То немногое, за которое можно было бы выразить благодарность – операция, опытной рукой хирурга внедрившая в мозг чужеродные имплантаты. Хотя… Дикарь так и не смог понять, что же подтолкнуло Рамзеса к такому шагу? Неужели так аукнулся тот давний случай на озере, переросший из детской боязни воды в тщательно скрываемую фобию? Решившегося на операцию не остановила смертельная опасность. Покойный хирург Павел Александрович выложил все как на духу – ведь в конечном итоге единственный удачный исход из десяти обернулся провалом. Сейчас, заново оценивая ту стычку с уродливым ихтиандром в затопленном городе, Дикарь был почти убежден, что знает, куда подевался и во что превратился доброволец Гешка Скоморохов. Еще неизвестно чем обернется мина замедленного действия в голове у Дикаря, таймер которой был запущен пять лет назад. Вполне возможно, его ждет та же судьба. Но это предположение не пугало. Потому что из точки соприкосновения интересов двух людей у Рамзеса вырастала почти власть над новым Миром, а у Дикаря – стремление защитить то немногое, человеческое, оставшееся в людях. И прежде всего, хрупкое создание, на которое наложил лапу Хаммер – бывший друг, практически двойник Рамзеса, живущий теми же принципами. Вернее, их отсутствием.

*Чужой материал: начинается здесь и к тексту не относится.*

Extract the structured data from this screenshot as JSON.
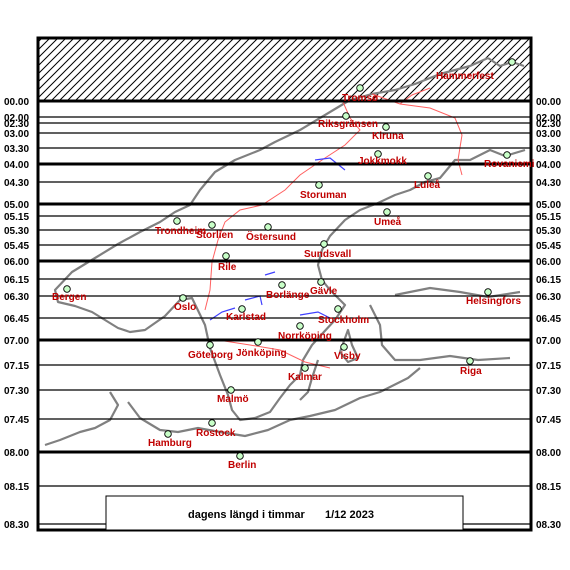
{
  "caption": {
    "title": "dagens längd i timmar",
    "date": "1/12 2023"
  },
  "hour_scale": [
    {
      "label": "00.00",
      "hours": 0.0,
      "major": true
    },
    {
      "label": "02.00",
      "hours": 2.0,
      "major": false
    },
    {
      "label": "02.30",
      "hours": 2.5,
      "major": false
    },
    {
      "label": "03.00",
      "hours": 3.0,
      "major": false
    },
    {
      "label": "03.30",
      "hours": 3.5,
      "major": false
    },
    {
      "label": "04.00",
      "hours": 4.0,
      "major": true
    },
    {
      "label": "04.30",
      "hours": 4.5,
      "major": false
    },
    {
      "label": "05.00",
      "hours": 5.0,
      "major": true
    },
    {
      "label": "05.15",
      "hours": 5.25,
      "major": false
    },
    {
      "label": "05.30",
      "hours": 5.5,
      "major": false
    },
    {
      "label": "05.45",
      "hours": 5.75,
      "major": false
    },
    {
      "label": "06.00",
      "hours": 6.0,
      "major": true
    },
    {
      "label": "06.15",
      "hours": 6.25,
      "major": false
    },
    {
      "label": "06.30",
      "hours": 6.5,
      "major": false
    },
    {
      "label": "06.45",
      "hours": 6.75,
      "major": false
    },
    {
      "label": "07.00",
      "hours": 7.0,
      "major": true
    },
    {
      "label": "07.15",
      "hours": 7.25,
      "major": false
    },
    {
      "label": "07.30",
      "hours": 7.5,
      "major": false
    },
    {
      "label": "07.45",
      "hours": 7.75,
      "major": false
    },
    {
      "label": "08.00",
      "hours": 8.0,
      "major": true
    },
    {
      "label": "08.15",
      "hours": 8.25,
      "major": false
    },
    {
      "label": "08.30",
      "hours": 8.5,
      "major": false
    }
  ],
  "cities": [
    {
      "name": "Tromsø"
    },
    {
      "name": "Hammerfest"
    },
    {
      "name": "Riksgränsen"
    },
    {
      "name": "Kiruna"
    },
    {
      "name": "Jokkmokk"
    },
    {
      "name": "Rovaniemi"
    },
    {
      "name": "Luleå"
    },
    {
      "name": "Storuman"
    },
    {
      "name": "Umeå"
    },
    {
      "name": "Trondheim"
    },
    {
      "name": "Storlien"
    },
    {
      "name": "Östersund"
    },
    {
      "name": "Sundsvall"
    },
    {
      "name": "Rile"
    },
    {
      "name": "Gävle"
    },
    {
      "name": "Borlänge"
    },
    {
      "name": "Bergen"
    },
    {
      "name": "Oslo"
    },
    {
      "name": "Helsingfors"
    },
    {
      "name": "Karlstad"
    },
    {
      "name": "Stockholm"
    },
    {
      "name": "Norrköping"
    },
    {
      "name": "Göteborg"
    },
    {
      "name": "Jönköping"
    },
    {
      "name": "Visby"
    },
    {
      "name": "Riga"
    },
    {
      "name": "Kalmar"
    },
    {
      "name": "Malmö"
    },
    {
      "name": "Rostock"
    },
    {
      "name": "Hamburg"
    },
    {
      "name": "Berlin"
    }
  ],
  "colors": {
    "frame": "#000000",
    "land_outline": "#808080",
    "border": "#ff6060",
    "lakes": "#4040ff",
    "city_label": "#c00000",
    "marker_fill": "#c8ffc8"
  }
}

Наблюдая за мертвым зданием, планируя схватку, которая могла стать последней, Дикарь не мог отделаться от мысли. С кем он решился начать поединок: с Хаммером?
Или с прежним собой?..
Логовом зверя – матерого, понимающего толк в ловушках разного рода – вот чем стал заброшенный комбинат. Хаммер давно облюбовал заброшенное обветшалое здание, считая его неприступным. Дикарю довелось побывать там пару лет назад, и он нисколько не сомневался, что любитель брать в заложницы девушек поджидал его там, за покрытыми влажными наростами стенами. За сутки наблюдения лишь дважды скользнула тень на стыке двух корпусов. И то – исчезла так быстро, что спустя минуту стала казаться сном. И лишь ее появление спустя час развеяло сомнения – Дикаря словно подтолкнуло. Он, Хаммер, и ходил, гаденыш, в то место, где прятал заложницу. Бывший приятель изрядно постарался, расставил ловушки, подложив в качестве приманки хрупкую черноволосую девушку, скорее по наитию, чем всерьез рассчитывая на то, что сердце холодного Рамзеса пронзила внезапная страсть.